Ramon Alonzo said nothing, thinking of the gross man whom he had once seen and of whom he had often heard.

“Yet if we refuse to close with him,” continued his father, “whom shall we find in these parts for Mirandola? Will one come from the forest? No. And we are not such as can go to Madrid. The worst of Gulvarez’s demands will cost us less than that.”

And he laid his hand thoughtfully on the empty silver box that he now kept in the room with him, into which they had come from the scene of Ramon Alonzo’s repast, the room where his boar-spears hung.

“Could we not wait awhile?” said Ramon Alonzo.

“No, no,” said his father smiling and shaking his head. “It is too easy to wait awhile in youth. It is thus that the greatest opportunities pass. Even as you wait youth passes. Ah well, well.”

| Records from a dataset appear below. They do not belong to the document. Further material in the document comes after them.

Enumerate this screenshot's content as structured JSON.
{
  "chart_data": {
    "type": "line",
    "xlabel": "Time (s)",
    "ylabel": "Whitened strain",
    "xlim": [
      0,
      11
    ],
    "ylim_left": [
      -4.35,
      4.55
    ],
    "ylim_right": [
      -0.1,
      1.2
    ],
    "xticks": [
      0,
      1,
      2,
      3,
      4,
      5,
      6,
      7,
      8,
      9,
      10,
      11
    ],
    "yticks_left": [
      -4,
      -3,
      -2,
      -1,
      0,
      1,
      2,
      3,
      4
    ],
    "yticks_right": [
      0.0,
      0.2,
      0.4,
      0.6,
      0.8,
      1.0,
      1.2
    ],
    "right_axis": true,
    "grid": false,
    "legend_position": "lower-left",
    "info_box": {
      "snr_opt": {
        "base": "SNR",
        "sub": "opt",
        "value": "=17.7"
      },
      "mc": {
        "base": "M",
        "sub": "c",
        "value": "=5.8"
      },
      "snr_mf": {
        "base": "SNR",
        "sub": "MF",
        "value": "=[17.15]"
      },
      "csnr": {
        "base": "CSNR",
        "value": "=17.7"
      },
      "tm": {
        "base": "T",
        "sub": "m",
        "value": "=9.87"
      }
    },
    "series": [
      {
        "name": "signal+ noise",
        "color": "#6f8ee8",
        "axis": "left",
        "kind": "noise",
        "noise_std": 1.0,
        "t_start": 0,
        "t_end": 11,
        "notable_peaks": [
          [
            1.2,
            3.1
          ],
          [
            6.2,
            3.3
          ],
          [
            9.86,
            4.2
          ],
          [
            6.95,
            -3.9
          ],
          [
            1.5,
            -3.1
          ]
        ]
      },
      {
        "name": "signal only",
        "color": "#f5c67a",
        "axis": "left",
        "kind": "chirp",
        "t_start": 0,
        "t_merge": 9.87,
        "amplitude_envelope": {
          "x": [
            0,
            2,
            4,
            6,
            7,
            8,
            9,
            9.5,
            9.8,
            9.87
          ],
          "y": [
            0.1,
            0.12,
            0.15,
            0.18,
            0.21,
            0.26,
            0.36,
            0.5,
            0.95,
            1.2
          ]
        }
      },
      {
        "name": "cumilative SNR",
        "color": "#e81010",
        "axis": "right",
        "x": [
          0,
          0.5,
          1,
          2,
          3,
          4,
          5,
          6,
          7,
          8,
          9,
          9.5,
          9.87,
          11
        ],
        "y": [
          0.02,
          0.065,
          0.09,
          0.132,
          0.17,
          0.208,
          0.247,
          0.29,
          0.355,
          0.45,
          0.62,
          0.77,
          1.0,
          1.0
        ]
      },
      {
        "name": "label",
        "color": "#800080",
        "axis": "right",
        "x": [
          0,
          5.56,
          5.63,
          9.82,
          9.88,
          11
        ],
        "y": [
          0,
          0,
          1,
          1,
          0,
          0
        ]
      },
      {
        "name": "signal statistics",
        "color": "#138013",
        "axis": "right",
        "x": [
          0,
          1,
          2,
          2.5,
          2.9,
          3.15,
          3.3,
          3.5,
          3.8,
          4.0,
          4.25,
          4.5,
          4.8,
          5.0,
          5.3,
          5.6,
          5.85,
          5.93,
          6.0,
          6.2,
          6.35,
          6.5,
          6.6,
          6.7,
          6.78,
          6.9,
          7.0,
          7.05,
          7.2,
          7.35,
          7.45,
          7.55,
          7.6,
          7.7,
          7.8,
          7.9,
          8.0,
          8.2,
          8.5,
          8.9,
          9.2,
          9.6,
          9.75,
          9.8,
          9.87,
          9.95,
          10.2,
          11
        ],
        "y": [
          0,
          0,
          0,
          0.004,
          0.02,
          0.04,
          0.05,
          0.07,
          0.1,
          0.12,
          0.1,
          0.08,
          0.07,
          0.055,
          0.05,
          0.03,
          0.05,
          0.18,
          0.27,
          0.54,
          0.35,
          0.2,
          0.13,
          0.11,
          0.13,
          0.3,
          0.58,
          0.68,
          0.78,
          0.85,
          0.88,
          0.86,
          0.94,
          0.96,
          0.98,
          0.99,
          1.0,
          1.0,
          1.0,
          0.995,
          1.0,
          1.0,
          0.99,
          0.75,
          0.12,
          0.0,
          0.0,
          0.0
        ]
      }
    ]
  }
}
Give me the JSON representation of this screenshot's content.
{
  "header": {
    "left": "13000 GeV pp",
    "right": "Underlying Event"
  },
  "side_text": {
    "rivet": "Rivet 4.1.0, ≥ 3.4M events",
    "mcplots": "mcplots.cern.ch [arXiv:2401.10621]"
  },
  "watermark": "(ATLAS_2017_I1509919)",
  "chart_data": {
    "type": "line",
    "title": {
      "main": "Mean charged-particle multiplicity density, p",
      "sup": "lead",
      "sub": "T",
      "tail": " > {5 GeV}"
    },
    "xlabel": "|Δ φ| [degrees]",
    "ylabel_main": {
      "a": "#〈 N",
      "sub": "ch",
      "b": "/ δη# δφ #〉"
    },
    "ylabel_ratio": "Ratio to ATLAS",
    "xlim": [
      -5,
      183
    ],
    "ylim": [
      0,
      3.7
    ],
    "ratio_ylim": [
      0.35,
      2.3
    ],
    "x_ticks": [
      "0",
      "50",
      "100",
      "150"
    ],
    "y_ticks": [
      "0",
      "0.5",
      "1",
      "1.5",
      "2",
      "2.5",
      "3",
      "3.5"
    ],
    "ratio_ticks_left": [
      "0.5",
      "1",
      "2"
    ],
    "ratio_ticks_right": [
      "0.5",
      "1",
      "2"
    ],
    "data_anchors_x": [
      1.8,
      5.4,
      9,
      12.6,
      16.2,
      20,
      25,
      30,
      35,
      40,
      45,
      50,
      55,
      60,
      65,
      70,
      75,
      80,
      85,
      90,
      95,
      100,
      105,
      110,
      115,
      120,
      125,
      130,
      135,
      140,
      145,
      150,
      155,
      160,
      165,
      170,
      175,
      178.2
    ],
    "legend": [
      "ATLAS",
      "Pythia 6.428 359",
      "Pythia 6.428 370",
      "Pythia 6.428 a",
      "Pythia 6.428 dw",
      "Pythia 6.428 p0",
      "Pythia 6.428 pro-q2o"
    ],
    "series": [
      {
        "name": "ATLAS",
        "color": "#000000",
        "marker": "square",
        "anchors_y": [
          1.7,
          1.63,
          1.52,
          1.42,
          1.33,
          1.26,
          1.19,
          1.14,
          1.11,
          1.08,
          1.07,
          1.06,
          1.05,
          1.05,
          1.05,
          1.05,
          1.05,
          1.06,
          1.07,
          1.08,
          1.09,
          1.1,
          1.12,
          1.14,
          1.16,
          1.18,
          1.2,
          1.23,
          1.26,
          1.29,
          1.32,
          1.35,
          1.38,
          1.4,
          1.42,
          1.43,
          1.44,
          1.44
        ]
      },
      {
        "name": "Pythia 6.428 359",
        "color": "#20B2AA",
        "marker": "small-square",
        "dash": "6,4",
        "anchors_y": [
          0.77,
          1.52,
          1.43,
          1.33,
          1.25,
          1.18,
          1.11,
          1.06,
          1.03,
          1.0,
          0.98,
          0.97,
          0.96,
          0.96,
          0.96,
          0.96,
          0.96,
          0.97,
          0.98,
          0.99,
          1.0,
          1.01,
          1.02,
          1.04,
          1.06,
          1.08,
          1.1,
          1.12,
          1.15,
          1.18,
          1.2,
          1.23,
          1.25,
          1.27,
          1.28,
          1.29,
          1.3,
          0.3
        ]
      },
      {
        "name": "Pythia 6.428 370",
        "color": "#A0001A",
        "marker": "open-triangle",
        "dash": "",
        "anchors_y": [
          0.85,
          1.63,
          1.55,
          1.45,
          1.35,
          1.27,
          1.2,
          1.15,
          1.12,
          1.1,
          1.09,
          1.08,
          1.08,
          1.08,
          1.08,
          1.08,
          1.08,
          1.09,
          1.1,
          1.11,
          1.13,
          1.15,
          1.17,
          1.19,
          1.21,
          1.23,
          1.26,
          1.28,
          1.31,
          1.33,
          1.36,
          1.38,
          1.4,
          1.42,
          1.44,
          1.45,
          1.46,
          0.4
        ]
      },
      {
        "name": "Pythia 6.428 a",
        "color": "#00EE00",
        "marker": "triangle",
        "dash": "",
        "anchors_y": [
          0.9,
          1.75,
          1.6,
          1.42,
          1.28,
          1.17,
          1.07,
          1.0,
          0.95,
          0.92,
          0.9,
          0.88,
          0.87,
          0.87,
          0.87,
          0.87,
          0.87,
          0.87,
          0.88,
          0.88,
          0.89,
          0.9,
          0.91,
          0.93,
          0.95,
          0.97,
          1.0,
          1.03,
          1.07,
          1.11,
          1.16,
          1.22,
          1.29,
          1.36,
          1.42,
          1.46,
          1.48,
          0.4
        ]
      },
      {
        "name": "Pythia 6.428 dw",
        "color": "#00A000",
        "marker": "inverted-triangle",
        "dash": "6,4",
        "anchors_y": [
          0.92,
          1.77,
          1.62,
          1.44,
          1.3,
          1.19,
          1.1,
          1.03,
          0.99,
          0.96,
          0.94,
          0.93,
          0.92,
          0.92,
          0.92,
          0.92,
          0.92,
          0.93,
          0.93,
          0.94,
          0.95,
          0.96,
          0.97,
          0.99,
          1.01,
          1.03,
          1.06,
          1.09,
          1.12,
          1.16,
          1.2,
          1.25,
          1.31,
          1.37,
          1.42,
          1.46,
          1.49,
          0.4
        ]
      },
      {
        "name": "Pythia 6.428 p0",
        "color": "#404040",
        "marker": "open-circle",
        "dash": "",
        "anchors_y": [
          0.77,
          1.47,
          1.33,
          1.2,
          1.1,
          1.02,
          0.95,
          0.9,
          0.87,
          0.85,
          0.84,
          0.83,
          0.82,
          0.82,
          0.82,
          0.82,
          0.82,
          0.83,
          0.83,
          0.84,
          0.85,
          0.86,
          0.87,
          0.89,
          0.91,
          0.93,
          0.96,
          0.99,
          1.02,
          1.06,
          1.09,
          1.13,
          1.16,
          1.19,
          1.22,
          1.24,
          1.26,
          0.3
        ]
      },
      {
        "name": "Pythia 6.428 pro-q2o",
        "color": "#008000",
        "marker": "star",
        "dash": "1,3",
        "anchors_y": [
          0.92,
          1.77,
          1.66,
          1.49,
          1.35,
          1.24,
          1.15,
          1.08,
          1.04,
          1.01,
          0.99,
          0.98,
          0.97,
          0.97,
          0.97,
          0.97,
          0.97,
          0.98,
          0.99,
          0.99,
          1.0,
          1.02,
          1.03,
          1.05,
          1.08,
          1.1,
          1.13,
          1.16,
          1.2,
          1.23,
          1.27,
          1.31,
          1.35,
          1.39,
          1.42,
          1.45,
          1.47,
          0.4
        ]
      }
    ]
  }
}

No more said Ramon Alonzo; and his father fell to contemplating the future silently and with quiet content; and from this, the day being warm, he grew somewhat drowsy and scarcely noticed his son, who thereupon went back again to the garden while the state of the shadows allowed him to walk abroad without yet attracting notice.

There he spoke some while with his mother, unable to get away to Mirandola; and all the while the shadows were wasting. And at last his mother turned to the cool of the house and he made hasty farewells, pleading the urgency of work, promising to return soon, and leaving her before he had quite explained why he had come; while she warned him not to set too much store by magic, beyond what would be required to please his father. Then he went to Mirandola in another part of the garden. And the shadows grew shorter and shorter.

As he spoke with Mirandola he hastened with her to the edge of the forest to gain the protection of the oaks, whose mighty shadows he had come to envy. And as they went he said to her: “Our father has arranged that you marry Señor Gulvarez.”

“He hath,” she said.

“Mirandola,” he said, “is he not a trifle gross, Señor Gulvarez? Might he not, though pleasing at first, grow however slightly tedious when he grew older, and become, though never irksome, yet of less charm, less elegance, as the years went by?”

But Mirandola broke into soft peals of laughter, which long continued, until they said farewell, and Ramon Alonzo walked alone through the forest.